When revising a manuscript, you will frequently be asked to highlight the changes made to the manuscript in response to the reviews. Typically, these are highlighted by changing the font color, e.g., to red, for all the new text. Alternatively, you could make your changes in “track changes” mode, or perform a ‘diff’ between the revised and original manuscripts. In MS Word this can be done with the “Compare documents” function. In the response to reviewers you also have to clearly indicate the difference between the reviews themselves and your responses. You can use color to make this distinction (though I would recommend against using red for this purpose), but a better choice is to use indentation and/or font type changes (e.g., keeping your responses in italics and justified with respect to the reviewer’s comments).

Once the editor or program committee receive your revised manuscript, they will screen your responses and decide whether to accept or reject the manuscript, or whether to involve some or all of the reviewers in this decision (i.e., to re-review your manuscript). For conferences, this is typically the last step in the review process. Your paper will be accepted or rejected after one round of reviews. At journals, you may get new comments from the reviewers and the editor may ask you to further revise the paper. It’s uncommon that you will go through more than two rounds of review, but exceptions do occur.

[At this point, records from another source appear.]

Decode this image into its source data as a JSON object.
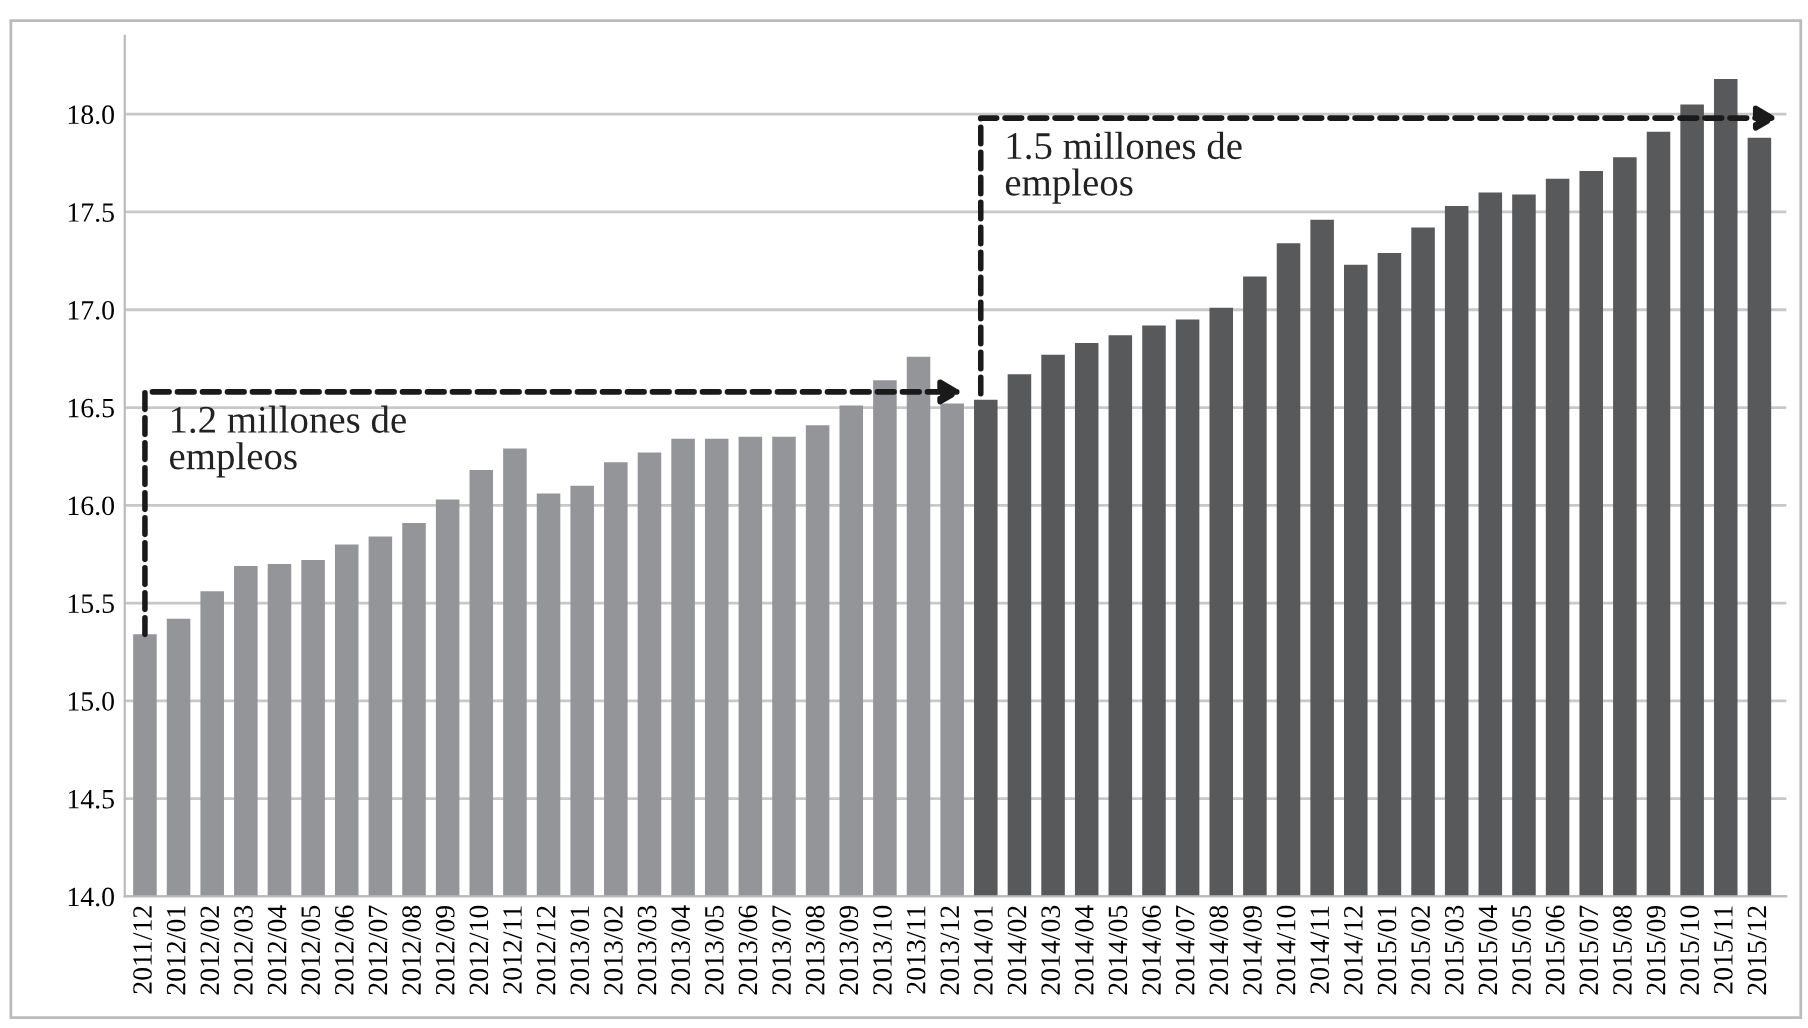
{
  "chart_data": {
    "type": "bar",
    "categories": [
      "2011/12",
      "2012/01",
      "2012/02",
      "2012/03",
      "2012/04",
      "2012/05",
      "2012/06",
      "2012/07",
      "2012/08",
      "2012/09",
      "2012/10",
      "2012/11",
      "2012/12",
      "2013/01",
      "2013/02",
      "2013/03",
      "2013/04",
      "2013/05",
      "2013/06",
      "2013/07",
      "2013/08",
      "2013/09",
      "2013/10",
      "2013/11",
      "2013/12",
      "2014/01",
      "2014/02",
      "2014/03",
      "2014/04",
      "2014/05",
      "2014/06",
      "2014/07",
      "2014/08",
      "2014/09",
      "2014/10",
      "2014/11",
      "2014/12",
      "2015/01",
      "2015/02",
      "2015/03",
      "2015/04",
      "2015/05",
      "2015/06",
      "2015/07",
      "2015/08",
      "2015/09",
      "2015/10",
      "2015/11",
      "2015/12"
    ],
    "values": [
      15.34,
      15.42,
      15.56,
      15.69,
      15.7,
      15.72,
      15.8,
      15.84,
      15.91,
      16.03,
      16.18,
      16.29,
      16.06,
      16.1,
      16.22,
      16.27,
      16.34,
      16.34,
      16.35,
      16.35,
      16.41,
      16.51,
      16.64,
      16.76,
      16.52,
      16.54,
      16.67,
      16.77,
      16.83,
      16.87,
      16.92,
      16.95,
      17.01,
      17.17,
      17.34,
      17.46,
      17.23,
      17.29,
      17.42,
      17.53,
      17.6,
      17.59,
      17.67,
      17.71,
      17.78,
      17.91,
      18.05,
      18.18,
      17.88
    ],
    "colors": [
      "#939598",
      "#939598",
      "#939598",
      "#939598",
      "#939598",
      "#939598",
      "#939598",
      "#939598",
      "#939598",
      "#939598",
      "#939598",
      "#939598",
      "#939598",
      "#939598",
      "#939598",
      "#939598",
      "#939598",
      "#939598",
      "#939598",
      "#939598",
      "#939598",
      "#939598",
      "#939598",
      "#939598",
      "#939598",
      "#58595b",
      "#58595b",
      "#58595b",
      "#58595b",
      "#58595b",
      "#58595b",
      "#58595b",
      "#58595b",
      "#58595b",
      "#58595b",
      "#58595b",
      "#58595b",
      "#58595b",
      "#58595b",
      "#58595b",
      "#58595b",
      "#58595b",
      "#58595b",
      "#58595b",
      "#58595b",
      "#58595b",
      "#58595b",
      "#58595b",
      "#58595b"
    ],
    "ylim": [
      14.0,
      18.4
    ],
    "yticks": [
      {
        "value": 14.0,
        "label": "14.0"
      },
      {
        "value": 14.5,
        "label": "14.5"
      },
      {
        "value": 15.0,
        "label": "15.0"
      },
      {
        "value": 15.5,
        "label": "15.5"
      },
      {
        "value": 16.0,
        "label": "16.0"
      },
      {
        "value": 16.5,
        "label": "16.5"
      },
      {
        "value": 17.0,
        "label": "17.0"
      },
      {
        "value": 17.5,
        "label": "17.5"
      },
      {
        "value": 18.0,
        "label": "18.0"
      }
    ],
    "grid": "y",
    "annotations": [
      "1.2 millones de\nempleos",
      "1.5 millones de\nempleos"
    ]
  }
}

Once your paper is accepted, your job is not yet done. You may be asked to provide a final version of the manuscript that addresses final comments from the editor/program committee and that follows the conference’s/journal’s style. If you didn’t originally format your paper according to the required style, this will be the time to do it. IMPORTANT: you will typically receive a very short deadline to finalize your manuscript. This is “all hands on deck”/”drop everything else” time to ensure you meet this deadline.

For conferences, your journey ends here, unless you are invited to submit a journal version, in which case you pretty much get to start the whole process from the beginning (kind-of – usually the reviews from the conference are sent to the journal which then can do an expedited review).

If you submitted the paper to a journal, there’s one final, but very important step, that will take place. The journal’s printing/typesetting office will carefully typeset your manuscript into its final format (the exact way it will appear on the printed page). In the process, they may change some of the wording, and they may identify things that you need to correct before publication. Thus, the journal will send you the “proofs” of your manuscript – the fully formatted document annotated with the typesetter’s questions. You will usually have between 24-48 hours to carefully check that the manuscript was correctly conveyed into its new form (and you can highlight typos and other small changes that you think need to be made), and to answer all the questions of the typesetters. Again, this is “all hands on deck” time, since missing the publisher’s deadline could result in substantially delaying the publication of your article, and cause significant disruption for the publisher.

Now, you can finally breathe, and enjoy re-reading the fruits of your labor appearing in print in a journal or conference proceedings.

Occasionally, you’ll also discover a blatant error that somehow survived the grueling process described above and that will now be forever etched in print. It does happen to the best of us – join the club. Some errors will feel embarrassing but not impact the scientific validity of your work. Others may require a correction to be published, or, in the worst case, a retraction. It is best if you initiate such processes rather than hoping nobody will find the error. Your life will get more complicated if others do find the error and ask the journal to retract your work.